February 25, 2018 by Jason Contant
The majority of clients that Marsh Canada meets with – anecdotally 70-80% – still don’t understand what a cyber insurance policy does, Jeremiah Tonn, vice president of the brokerage’s cyber practice, said on Friday.
Speaking at NetDiligence’s Cyber Risk Summit in Toronto, Tonn provided delegates with a walkthrough of a cyber insurance discussion with a client. Using the example of meeting with a risk manager, the company’s IT team and the legal department, Tonn said he still hears objections such as “Cyber’s not really for us; I’m not really seeing the exposure.”
Only after a walkthrough of the different coverages available do some clients start to realize how cyber insurance may apply to them.
“With every risk, we’re still in the education phase so the very first thing we do as brokers is have an initial meeting with clients to really understand their exposure,” Tonn said during a panel discussion on the cyber insurance underwriting process. “The idea is to look at it from a holistic standpoint, understand the exposure to their culture and to help quantify risk and where they might experience some financial hardship as a result of a breach. In these initial meetings, we also educate them on what a cyber insurance policy does.”

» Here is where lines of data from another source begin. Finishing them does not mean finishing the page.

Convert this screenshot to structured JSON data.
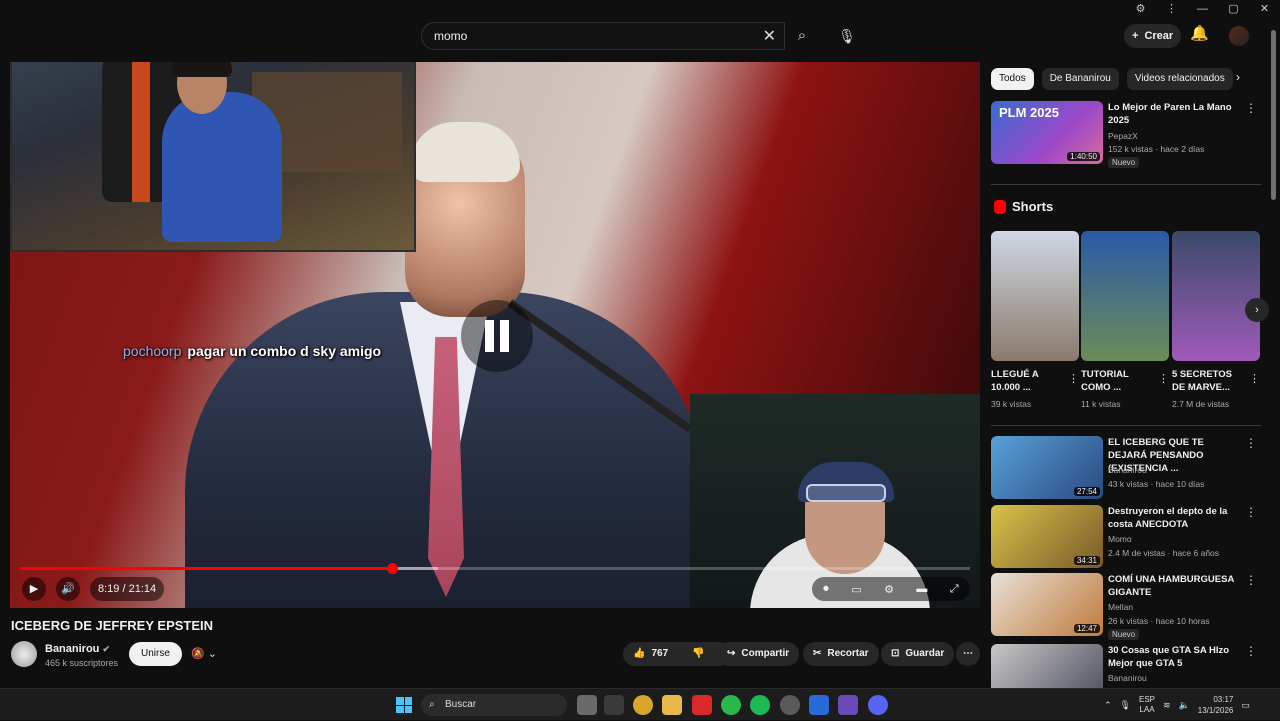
{
  "search": {
    "value": "momo"
  },
  "header": {
    "create_label": "Crear"
  },
  "video": {
    "chat_user": "pochoorp",
    "chat_text": "pagar un combo d sky amigo",
    "time": "8:19 / 21:14",
    "progress": 0.392,
    "buffer": 0.44
  },
  "meta": {
    "title": "ICEBERG DE JEFFREY EPSTEIN",
    "channel": "Bananirou",
    "subs": "465 k suscriptores",
    "join": "Unirse",
    "likes": "767",
    "share": "Compartir",
    "clip": "Recortar",
    "save": "Guardar"
  },
  "chips": [
    "Todos",
    "De Bananirou",
    "Videos relacionados"
  ],
  "recs_top": [
    {
      "title": "Lo Mejor de Paren La Mano 2025",
      "channel": "PepazX",
      "meta": "152 k vistas · hace 2 días",
      "badge": "Nuevo",
      "duration": "1:40:50",
      "thumb_text": "PLM 2025"
    }
  ],
  "shorts": {
    "title": "Shorts",
    "items": [
      {
        "title": "LLEGUÉ A 10.000 ...",
        "views": "39 k vistas"
      },
      {
        "title": "TUTORIAL COMO ...",
        "views": "11 k vistas"
      },
      {
        "title": "5 SECRETOS DE MARVE...",
        "views": "2.7 M de vistas"
      }
    ]
  },
  "recs": [
    {
      "title": "EL ICEBERG QUE TE DEJARÁ PENSANDO (EXISTENCIA ...",
      "channel": "Bananirou",
      "meta": "43 k vistas · hace 10 días",
      "badge": "",
      "duration": "27:54"
    },
    {
      "title": "Destruyeron el depto de la costa ANECDOTA",
      "channel": "Momo",
      "meta": "2.4 M de vistas · hace 6 años",
      "badge": "",
      "duration": "34:31"
    },
    {
      "title": "COMÍ UNA HAMBURGUESA GIGANTE",
      "channel": "Mellan",
      "meta": "26 k vistas · hace 10 horas",
      "badge": "Nuevo",
      "duration": "12:47"
    },
    {
      "title": "30 Cosas que GTA SA HIzo Mejor que GTA 5",
      "channel": "Bananirou",
      "meta": "",
      "badge": "",
      "duration": ""
    }
  ],
  "taskbar": {
    "search": "Buscar",
    "lang1": "ESP",
    "lang2": "LAA",
    "time": "03:17",
    "date": "13/1/2026"
  }
}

After that preliminary meeting, Marsh then gets into some exposure analysis, privacy and business interruption modelling and risk transfer solutions.
Then comes the application – reaching out to insurers and asking what questions they would like to have responses to. “There are many, many different applications out there,” Tonn said. “You have some applications… that ask 20 questions and some ask 70 questions.”
Marsh then creates its own application that condenses it down to the very basic questions that underwriters are trying to get responses to. “A lot of times underwriters are asking the same question in different ways, some of which are confusing,” Tonn reported. “We are finding it’s much more effective and better for questions to be open ended to able clients to explain their process as opposed to checking yes or no.”
This is especially true in larger organizations, where cyber risk responses are rarely simple. “To error on the side of caution, you would put no, but then you would never get insurance.”
Another panellist, Joe DePaul, cyber/E&O practice leader with Willis Towers Watson, added that some application questions are very technical, which requires bringing in others to help answer them.
Tonn said that most clients will provide the information being asked if it can be explained why it’s needed and its relevance to the insurer.
Once the terms of a policy is negotiated with underwriters, the final step is to synthesize all the information “to be able to speak and deliver things essentially at board level because a lot of discussions now are at boards or senior people.”